THE FAMILY IN ACTION. Alongside harmony goes diversity. God has made each one of us different, and his Holy Spirit has endowed each one of us with different gifts. This principle is laid out very clearly in our first reading this morning from Ephesians 4 and (as we don’t have time to study it in detail now) take this printed sheet home with you and muse prayerfully over this important passage.

Every one of us has a gift from God – probably several – which He wants us to contribute to the family. One of the most exciting experiences I have had over my years in parish life has been to see people discover their gifts – mostly gifts which they didn’t know they had – and see them blossom. Often those gifts are not the obvious ones or the most spectacular. They are the gifts of observing someone’s need and responding imaginatively; gifts of knowing how to encourage people; gifts of sharing their experiences in a way that reaches the hearts of others and draws people into faith. Gifts of practical love and caring, of knowing how to resolve differences constructively, gifts of bringing people together and creating harmony where there would otherwise be tension.

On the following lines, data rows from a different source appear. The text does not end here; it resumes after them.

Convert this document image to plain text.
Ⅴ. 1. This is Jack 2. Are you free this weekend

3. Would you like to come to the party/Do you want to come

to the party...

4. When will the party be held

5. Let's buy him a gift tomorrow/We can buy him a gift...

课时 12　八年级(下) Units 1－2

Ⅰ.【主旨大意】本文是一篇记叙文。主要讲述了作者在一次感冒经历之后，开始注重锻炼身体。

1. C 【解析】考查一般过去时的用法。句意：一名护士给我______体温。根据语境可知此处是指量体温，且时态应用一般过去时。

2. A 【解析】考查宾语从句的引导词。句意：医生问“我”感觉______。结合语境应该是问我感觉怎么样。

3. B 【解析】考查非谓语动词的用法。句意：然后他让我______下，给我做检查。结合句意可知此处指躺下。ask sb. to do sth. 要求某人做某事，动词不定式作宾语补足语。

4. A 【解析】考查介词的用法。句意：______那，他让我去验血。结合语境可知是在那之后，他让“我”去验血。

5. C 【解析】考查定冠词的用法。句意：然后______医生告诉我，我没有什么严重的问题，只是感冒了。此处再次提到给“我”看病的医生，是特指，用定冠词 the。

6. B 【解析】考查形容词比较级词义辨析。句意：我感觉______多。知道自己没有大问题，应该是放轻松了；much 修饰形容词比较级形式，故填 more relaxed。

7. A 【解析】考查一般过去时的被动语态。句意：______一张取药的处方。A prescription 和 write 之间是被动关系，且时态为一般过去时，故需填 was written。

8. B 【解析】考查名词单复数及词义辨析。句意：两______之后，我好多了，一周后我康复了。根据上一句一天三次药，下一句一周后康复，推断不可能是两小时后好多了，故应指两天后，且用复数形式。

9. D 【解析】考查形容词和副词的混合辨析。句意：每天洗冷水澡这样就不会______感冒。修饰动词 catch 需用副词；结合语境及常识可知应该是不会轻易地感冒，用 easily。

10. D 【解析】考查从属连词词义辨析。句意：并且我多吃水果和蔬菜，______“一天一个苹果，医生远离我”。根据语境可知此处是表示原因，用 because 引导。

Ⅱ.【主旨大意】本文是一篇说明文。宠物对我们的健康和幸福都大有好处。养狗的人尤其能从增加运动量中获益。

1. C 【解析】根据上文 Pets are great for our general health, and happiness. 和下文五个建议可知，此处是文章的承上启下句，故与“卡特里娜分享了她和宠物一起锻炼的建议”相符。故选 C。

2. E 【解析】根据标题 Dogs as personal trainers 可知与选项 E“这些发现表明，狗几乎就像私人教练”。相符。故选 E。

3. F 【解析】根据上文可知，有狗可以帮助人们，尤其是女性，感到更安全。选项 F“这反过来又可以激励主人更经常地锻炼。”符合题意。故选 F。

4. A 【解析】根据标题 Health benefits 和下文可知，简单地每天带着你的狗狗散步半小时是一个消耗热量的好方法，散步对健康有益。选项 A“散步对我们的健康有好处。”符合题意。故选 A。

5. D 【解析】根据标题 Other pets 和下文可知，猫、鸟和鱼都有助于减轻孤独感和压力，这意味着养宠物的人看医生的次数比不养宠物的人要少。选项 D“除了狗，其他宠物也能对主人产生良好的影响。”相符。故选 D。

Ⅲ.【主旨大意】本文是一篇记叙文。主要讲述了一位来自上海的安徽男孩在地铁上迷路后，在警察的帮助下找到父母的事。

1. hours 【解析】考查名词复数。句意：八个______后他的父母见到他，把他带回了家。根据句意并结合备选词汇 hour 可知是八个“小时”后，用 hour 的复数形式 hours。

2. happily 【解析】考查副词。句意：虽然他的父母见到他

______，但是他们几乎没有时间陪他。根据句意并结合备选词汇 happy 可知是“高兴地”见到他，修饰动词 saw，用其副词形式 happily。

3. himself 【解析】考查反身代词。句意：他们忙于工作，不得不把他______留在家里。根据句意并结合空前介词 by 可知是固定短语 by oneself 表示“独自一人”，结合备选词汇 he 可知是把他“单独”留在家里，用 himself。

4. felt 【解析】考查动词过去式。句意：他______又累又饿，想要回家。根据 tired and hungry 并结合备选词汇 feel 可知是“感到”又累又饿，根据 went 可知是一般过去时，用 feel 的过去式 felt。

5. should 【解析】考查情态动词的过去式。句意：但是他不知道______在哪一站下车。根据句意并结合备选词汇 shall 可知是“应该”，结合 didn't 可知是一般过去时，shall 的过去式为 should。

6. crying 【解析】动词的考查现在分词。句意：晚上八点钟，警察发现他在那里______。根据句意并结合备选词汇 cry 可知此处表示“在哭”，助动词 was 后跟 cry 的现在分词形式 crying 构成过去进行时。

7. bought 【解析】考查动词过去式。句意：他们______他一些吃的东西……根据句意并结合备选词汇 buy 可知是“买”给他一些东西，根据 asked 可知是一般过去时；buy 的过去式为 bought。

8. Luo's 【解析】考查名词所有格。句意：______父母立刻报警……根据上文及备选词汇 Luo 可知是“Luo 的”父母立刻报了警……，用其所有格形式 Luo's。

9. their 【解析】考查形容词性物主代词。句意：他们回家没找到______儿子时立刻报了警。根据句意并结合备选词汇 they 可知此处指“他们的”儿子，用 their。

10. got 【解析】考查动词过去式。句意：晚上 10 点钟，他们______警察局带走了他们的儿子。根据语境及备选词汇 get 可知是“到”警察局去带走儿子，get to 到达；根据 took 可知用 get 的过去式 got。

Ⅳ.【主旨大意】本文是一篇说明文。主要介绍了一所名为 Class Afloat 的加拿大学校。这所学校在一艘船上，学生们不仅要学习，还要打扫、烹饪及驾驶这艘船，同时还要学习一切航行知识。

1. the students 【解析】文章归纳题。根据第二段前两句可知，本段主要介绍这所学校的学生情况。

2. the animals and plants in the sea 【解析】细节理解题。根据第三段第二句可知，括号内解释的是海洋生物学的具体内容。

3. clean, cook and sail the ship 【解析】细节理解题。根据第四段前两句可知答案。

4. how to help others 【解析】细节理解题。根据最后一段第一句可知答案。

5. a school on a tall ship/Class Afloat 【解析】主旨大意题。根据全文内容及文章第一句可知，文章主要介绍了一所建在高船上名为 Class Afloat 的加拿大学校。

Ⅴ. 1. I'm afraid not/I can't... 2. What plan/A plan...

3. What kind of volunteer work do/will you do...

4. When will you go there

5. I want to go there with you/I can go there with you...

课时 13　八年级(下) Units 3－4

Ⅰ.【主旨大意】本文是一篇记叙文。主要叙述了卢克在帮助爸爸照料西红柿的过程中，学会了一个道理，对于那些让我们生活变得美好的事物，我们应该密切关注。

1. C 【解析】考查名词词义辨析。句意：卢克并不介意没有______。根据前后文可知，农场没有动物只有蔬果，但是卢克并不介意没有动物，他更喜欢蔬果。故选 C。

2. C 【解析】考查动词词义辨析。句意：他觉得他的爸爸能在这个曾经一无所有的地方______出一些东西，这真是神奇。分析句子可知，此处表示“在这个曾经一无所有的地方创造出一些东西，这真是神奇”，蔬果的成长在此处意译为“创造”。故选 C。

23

Alongside these are so many people who find out exciting things about themselves. We have Pastoral Assistants who – a few years ago – would probably never have imagined themselves representing the Church, and finding that they can do it well. People undertaking Growing Leaders Courses who would never thought of themselves in leadership positions; potential preachers who are discovering new gifts. People starting by taking on small, practical tasks and finding their confidence grow and blossoming. The Church needs such a wide variety of gifts, from the gift of hospitality and hosting the tea and coffee, through the gift of generous giving, to the gift of teaching, evangelism, and charismatic leadership. And not one of these is superior to another – we need them all, just as (in Paul’s illustration), the body needs its small and apparently insignificant parts (often working behind the scenes) just as badly as those parts which appear more important.

The Church Family which is working in loving and effective harmony, and making use of all the gifts provided by the Holy Spirit, is the Church we must strive for, pray for, work for.

THE FAMILY JOURNEY. No Church stands still, just as no Christian stands still. Either we grow or we decline. We are all on a journey towards the heavenly city to which Advent summons us – and that summons is to each one of us. Wake up! Repent! Renew your first love and faith. This is the Advent call spelt out for us by Paul in Romans 13 : 11 – 13 : “The hour has come for you to wake up from your slumber, because our salvation is nearer now than when we first believed. The night is nearly over; the day is almost here. So let us put aside the deeds of darkness and put on the armour of light.”

We are journeying together towards a promised land – journeying towards the light. If we can catch the vision of Advent and then Christmas in the right spirit, we will feel ourselves driven -  impelled - by the Holy Spirit to become a Church Family that is truly in harmony, using all our gifts, and travelling forward together into a new year which will then be full of promise. What changes will you make this Advent?